The molecular clock is a complex set of genes located in a discrete brain area that tightly regulate circadian rhythms in behavior, temperature, and metabolism. Researchers now appreciate that this "master clock" also interacts with clocks in almost all types of tissues.

Using mice in which the function of major clock genes have been disrupted, the investigators found distinct and complimentary effects on blood pressure and its circadian variation. What's more, genes relevant to the production and breakdown of catecholamines - the hormones that equip mammals for "fight and flight" behavior were under the control of the clock.

Catecholamines - norepinephrine and epinephrine - undergo a daily variation, but also rise in response to stress. The investigators wondered if they might provide a link between the two explanations for the early morning rise in heart attacks.
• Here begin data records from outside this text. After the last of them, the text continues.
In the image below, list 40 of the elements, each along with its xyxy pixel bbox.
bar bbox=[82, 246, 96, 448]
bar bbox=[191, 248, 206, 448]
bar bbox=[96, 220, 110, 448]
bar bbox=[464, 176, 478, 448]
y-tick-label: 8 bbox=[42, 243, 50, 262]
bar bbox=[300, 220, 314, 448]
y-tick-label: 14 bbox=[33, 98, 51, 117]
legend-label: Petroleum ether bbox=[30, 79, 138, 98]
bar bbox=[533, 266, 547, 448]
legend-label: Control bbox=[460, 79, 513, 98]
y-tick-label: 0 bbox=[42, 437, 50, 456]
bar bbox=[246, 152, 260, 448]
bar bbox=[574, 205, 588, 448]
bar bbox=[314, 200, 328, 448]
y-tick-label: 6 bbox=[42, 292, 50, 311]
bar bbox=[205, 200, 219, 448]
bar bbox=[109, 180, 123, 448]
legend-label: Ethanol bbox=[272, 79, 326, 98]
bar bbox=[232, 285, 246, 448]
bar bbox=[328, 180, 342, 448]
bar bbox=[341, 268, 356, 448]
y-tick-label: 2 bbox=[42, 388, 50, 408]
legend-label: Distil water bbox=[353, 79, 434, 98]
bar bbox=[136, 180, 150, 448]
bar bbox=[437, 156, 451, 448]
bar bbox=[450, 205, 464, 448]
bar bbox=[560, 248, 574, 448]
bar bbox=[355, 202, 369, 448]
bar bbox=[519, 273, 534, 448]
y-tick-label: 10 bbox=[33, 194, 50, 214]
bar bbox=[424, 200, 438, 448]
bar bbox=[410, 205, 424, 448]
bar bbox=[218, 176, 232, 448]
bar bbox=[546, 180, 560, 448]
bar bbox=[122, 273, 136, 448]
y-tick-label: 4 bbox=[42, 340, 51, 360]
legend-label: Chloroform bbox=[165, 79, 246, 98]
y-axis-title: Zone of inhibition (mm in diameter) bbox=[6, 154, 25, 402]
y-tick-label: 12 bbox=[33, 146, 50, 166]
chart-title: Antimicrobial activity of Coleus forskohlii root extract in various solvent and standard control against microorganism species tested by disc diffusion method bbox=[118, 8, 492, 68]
Using a mouse model in which catecholamines and blood pressure were made to surge, the researchers found that the rise in both blood pressure and catecholamines depended on the time of the stress. The greatest response occurred at a time that would correspond to the early morning hours in humans.

However, the greater surprise was yet to come, say the investigators. Deletion of a core clock gene completely abolished both the catecholamine and blood pressure response to stress, irrespective of when the stress was applied during the daily clock cycle. This effect was specific to the catecholamines, as the stress response of another hormone - a steroid - was unaltered.

"These results integrate for the first time the two leading explanations for the diurnal variation in blood pressure and reveal an unexpected role for a clock gene in regulating the stress response" says senior author Garret A. FitzGerald, MD, Director of the Institute for Translational Medicine and Therapeutics at Penn FitzGerald. "They raise the novel possibility of modifying blood pressure and consequently the early-morning risk of heart attack and stroke by using drugs to 'reset' the molecular clock." Since blood pressure response (via rising catecholamines) to stress in the early morning is tied to one's internal clock, tamping down the clock using drugs could be a treatment for people with high blood pressure, whose upswing in pressure is amplified in the morning anyway.